ユカリさんの後ろから、スピードが突っ込んで来て。
シャルとの間に立つと。
「許さない!」
そう言って、シャルを睨みつけている。
「どうして?」
「間に合ったの」
「この剣、抜けない」
「ポーションを使って」
そんな声が、耳元で聞こえた。
泣きそうになる。
どうやら、精霊さんが連れて来てくれたようだ。
戦闘が嫌で、居なくなったとばかり思っていたが。
「ありがとう。
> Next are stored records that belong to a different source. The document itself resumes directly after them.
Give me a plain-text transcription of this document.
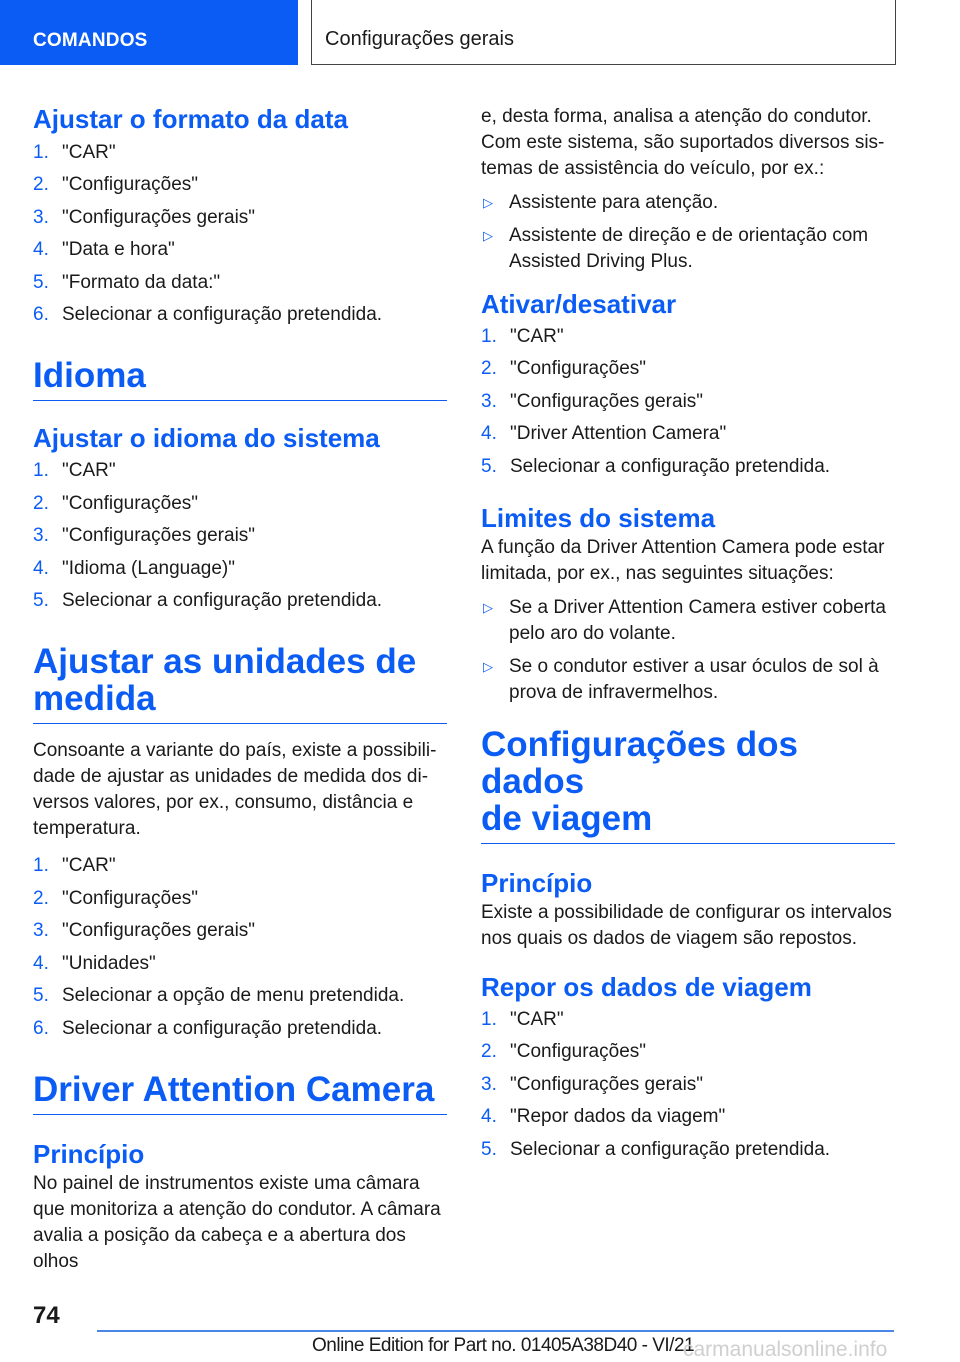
COMANDOS	Configurações gerais
Ajustar o formato da data
1. "CAR"
2. "Configurações"
3. "Configurações gerais"
4. "Data e hora"
5. "Formato da data:"
6. Selecionar a configuração pretendida.
Idioma
Ajustar o idioma do sistema
1. "CAR"
2. "Configurações"
3. "Configurações gerais"
4. "Idioma (Language)"
5. Selecionar a configuração pretendida.
Ajustar as unidades de
medida

Consoante a variante do país, existe a possibili-
dade de ajustar as unidades de medida dos di-
versos valores, por ex., consumo, distância e
temperatura.

1. "CAR"
2. "Configurações"
3. "Configurações gerais"
4. "Unidades"
5. Selecionar a opção de menu pretendida.
6. Selecionar a configuração pretendida.
Driver Attention Camera
Princípio

No painel de instrumentos existe uma câmara
que monitoriza a atenção do condutor. A câmara
avalia a posição da cabeça e a abertura dos olhos

e, desta forma, analisa a atenção do condutor.
Com este sistema, são suportados diversos sis-
temas de assistência do veículo, por ex.:

▷ Assistente para atenção.
▷ Assistente de direção e de orientação com
Assisted Driving Plus.
Ativar/desativar
1. "CAR"
2. "Configurações"
3. "Configurações gerais"
4. "Driver Attention Camera"
5. Selecionar a configuração pretendida.
Limites do sistema

A função da Driver Attention Camera pode estar
limitada, por ex., nas seguintes situações:

▷ Se a Driver Attention Camera estiver coberta
pelo aro do volante.
▷ Se o condutor estiver a usar óculos de sol à
prova de infravermelhos.
Configurações dos dados
de viagem
Princípio

Existe a possibilidade de configurar os intervalos
nos quais os dados de viagem são repostos.

Repor os dados de viagem
1. "CAR"
2. "Configurações"
3. "Configurações gerais"
4. "Repor dados da viagem"
5. Selecionar a configuração pretendida.
74
Online Edition for Part no. 01405A38D40 - VI/21
carmanualsonline.info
皆」
ツーと、気付かぬうちに。
涙を、流していた。
時は遡り、精霊達は。
叫び声を聞いて、動き出したユウイチを見て。
戦闘になる事が、予想され。
遠くから、人族が迫っているのにも気付き。
応援を呼びに、村に戻った。
寝ている皆の、耳を引っ張り。
入り口に、誘導する。
それを、何度も繰り返すうちに。
ユウイチの存在が、森の外側にある事に。
ユカリが気づくと。
「ユウイチさんが、森の外に!起こされたのは、危機的状況なのでは?」
「アーリアどうする?残るか、行くか?多分戦闘に、なっている!俺は、残る事を進めるが?」
「ガトムさん。行きましょう。もしかしたら、公爵様もいるかも知れません。いれば、私が何とかします」
「オイ、お前ら!覚悟を決めろ!ユウイチに、恩を返す時だ!」
村人?達は、ユウイチの元に向かう決断をした。